Chinook is now certifiably infallible and can never lose a game, according to researchers who say they've done the math necessary to prove it. If pitted against another perfect player -- presumably a Chinook clone -- every single match would end in a draw.

"Draws are common in checkers, particularly with master players, who make fewer bad moves," Richard Beckwith, the American Checker Federation's player representative, told TechNewsWorld. "I would guess 60 to 70 percent of games end in draws -- for masters."

Years of Research

It took a team of Canadian researchers led by Jonathan Schaeffer, a professor at the University of Alberta, and dozens of computers working around the clock 18 years to conclude that Chinook was unbeatable. They figured out every possible move in what appears on the surface to be a fairly simple game.

"Checkers is not a simple game," Schaeffer told TechNewsWorld. "The rules of the game are simple, and many people misconstrue that the simple rules imply that it's a simple game. It's got five hundred billion billion possible positions. That's a five followed by twenty zeros -- so it's a huge number."

In fact, there are so many possible options during the course of a single game, and so many possible positions on a board, that it's simply mind-boggling.

"Pretend the surface of the earth is a game of checkers," Schaeffer explained. "Take one square inch and break it into a thousand pieces. One of those one-thousandths-of-an-inch-sized pieces represents one checkers position."

A person's foot, then, Schaeffer noted, could cover twenty thousand possible checkers positions on the board. To cover them all, a human would have to step on every square inch of the earth's surface.

Win, Lose or Draw?

Tic-tac-toe is also a game that will end in a draw when played perfectly by both players. Unlike checkers, though, it only has 765 possible board positions. So, for most adults and savvy kids, tic-tac-toe commonly ends in a tie.

A similar game, Connect Four, also often ends in a tie, but that's not due to the inherent nature of the game. If played perfectly, it is a first-player-wins kind of game.

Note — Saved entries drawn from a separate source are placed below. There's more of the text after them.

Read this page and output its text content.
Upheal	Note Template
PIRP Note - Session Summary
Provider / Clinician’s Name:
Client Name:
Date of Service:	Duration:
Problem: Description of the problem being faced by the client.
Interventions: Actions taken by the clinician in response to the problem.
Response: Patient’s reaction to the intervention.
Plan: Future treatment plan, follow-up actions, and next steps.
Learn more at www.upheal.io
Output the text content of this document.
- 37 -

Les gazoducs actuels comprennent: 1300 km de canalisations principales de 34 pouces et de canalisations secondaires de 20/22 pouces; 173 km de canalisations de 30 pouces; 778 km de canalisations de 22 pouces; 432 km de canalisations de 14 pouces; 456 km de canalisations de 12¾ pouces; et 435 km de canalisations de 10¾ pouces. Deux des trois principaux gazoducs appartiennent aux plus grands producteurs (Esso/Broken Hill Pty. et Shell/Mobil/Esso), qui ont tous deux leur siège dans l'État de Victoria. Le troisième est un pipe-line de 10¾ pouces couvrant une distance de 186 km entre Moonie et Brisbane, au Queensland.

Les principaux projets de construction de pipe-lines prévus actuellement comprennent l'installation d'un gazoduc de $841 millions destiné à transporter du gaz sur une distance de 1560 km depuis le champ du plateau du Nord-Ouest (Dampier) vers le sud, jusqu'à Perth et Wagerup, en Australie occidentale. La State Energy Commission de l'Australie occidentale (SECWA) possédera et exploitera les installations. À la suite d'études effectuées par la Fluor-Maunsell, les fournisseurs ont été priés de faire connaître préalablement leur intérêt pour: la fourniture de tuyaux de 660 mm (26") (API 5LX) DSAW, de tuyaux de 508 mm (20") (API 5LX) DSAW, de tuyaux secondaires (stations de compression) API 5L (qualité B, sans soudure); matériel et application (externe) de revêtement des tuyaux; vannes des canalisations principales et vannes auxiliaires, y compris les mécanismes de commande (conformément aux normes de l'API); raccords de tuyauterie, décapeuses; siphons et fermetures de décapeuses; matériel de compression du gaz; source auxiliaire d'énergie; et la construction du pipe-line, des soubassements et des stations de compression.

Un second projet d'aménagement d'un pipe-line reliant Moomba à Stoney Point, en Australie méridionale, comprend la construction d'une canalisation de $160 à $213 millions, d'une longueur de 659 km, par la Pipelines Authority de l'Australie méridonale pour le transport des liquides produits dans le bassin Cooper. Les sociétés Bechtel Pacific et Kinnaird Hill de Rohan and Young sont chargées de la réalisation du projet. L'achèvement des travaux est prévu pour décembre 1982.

"If you know what you're doing," Schaeffer said, "if you play first, you will always win. In checkers, if you play first against a perfect opponent, you will only draw. ... Chess has never been proven to be a draw, but all the evidence suggests that it is," he added.

The Proof

The Chinook team published the results of their research on the Web site of the journal Science Thursday, but there's also proof available on the Chinook Web site posted by the University of Alberta. Visitors can walk through step-by-step game play to see which moves leave the board in a position of win, loss or draw. If that's not proof enough, visitors can also play Chinook for themselves, but the creators of the machine assure them they'll never actually win.

"I applaud Mr. Schaeffer's artificial intelligence achievement, as he has been hard at work for many years on this project; however, the fact that the game is a draw -- if both players play optimally -- was known long ago as a result of much human analysis," Beckwith noted.

"I don't expect any impact on face-to-face competition, as no human can possibly memorize the billions of combinations that Mr. Schaeffer has covered. Checkers still remains a highly strategic game when played head-to-head," he said.